Wednesday 

Room 1 

17:40 - 18:40 

(UTC±00

Talk (60 min)

Immutable Patterns of System Design; From Monolith to Agentic AI

Technology is changing rapidly and it often feels like the skills you learned just a few years ago are becoming obsolete. From simple, single process apps running on-premises, through the cloud revoloution. From monoliths to microservices. Service oriented architecture to event-driven architecture. And now, we have agentic AI. As someone working on modern software, you've got a lot to think about. But really, how much has actually changed? You still need your software to be reliable, performant and to solve a problem for your users. And regardless of what 'style' of system your building, there are some unchanging patterns that are always going to help you. In this talk, you'll learn all about these unchanging patterns of systems design. This isn't an escoteric talk. This is a talk that is going to give you practical patterns of system design that you can take away and use in your business. Whether your working on a 20 year old monolith, working on the cutting edge of agentic AI, or whatever hype train comes next in software development. You'll have the skills to ensure your systems are always reliable, performant and solve real problems.

James Eastham

James Eastham is a Serverless Developer Advocate at Datadog and a Microsoft MVP. He has over 10 years of software experience at all layers of the software development process and has spoken at conferences all over the world.
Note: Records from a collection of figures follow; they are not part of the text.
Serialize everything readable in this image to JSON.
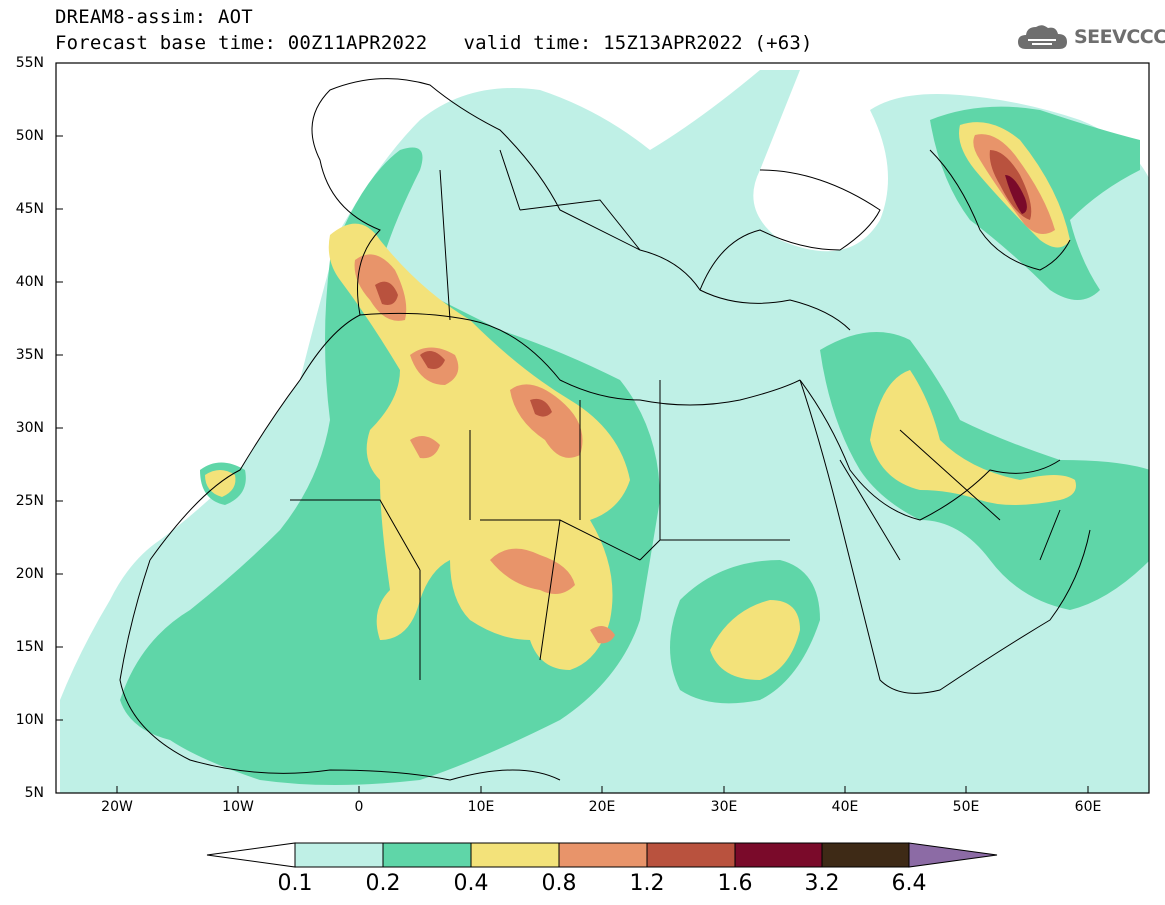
{
  "header": {
    "model_line": "DREAM8-assim: AOT",
    "base_time": "Forecast base time: 00Z11APR2022",
    "valid_time": "valid time: 15Z13APR2022 (+63)"
  },
  "logo": {
    "text": "SEEVCCC",
    "icon": "cloud-icon"
  },
  "map": {
    "latitude_labels": [
      "55N",
      "50N",
      "45N",
      "40N",
      "35N",
      "30N",
      "25N",
      "20N",
      "15N",
      "10N",
      "5N"
    ],
    "longitude_labels": [
      "20W",
      "10W",
      "0",
      "10E",
      "20E",
      "30E",
      "40E",
      "50E",
      "60E"
    ]
  },
  "colorbar": {
    "labels": [
      "0.1",
      "0.2",
      "0.4",
      "0.8",
      "1.2",
      "1.6",
      "3.2",
      "6.4"
    ],
    "colors": [
      "#ffffff",
      "#bff0e6",
      "#5fd6a8",
      "#f3e27a",
      "#e8946a",
      "#b9523e",
      "#7a0a2a",
      "#3e2a16",
      "#8c6ba5"
    ]
  }
}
He answered phones in front-line support, administered databases, and built SSIS packages, as well as developed cloud-native backends with serverless technologies. He spent time at AWS working with some of the biggest companies on the planet, migrating workloads from data centers into the cloud and modernizing in the process.

James produces content on YouTube focused on architecting and building applications with serverless technologies using .NET and Rust. He also has a strong interest in and expertise in event-driven architecture and building more loosely coupled systems.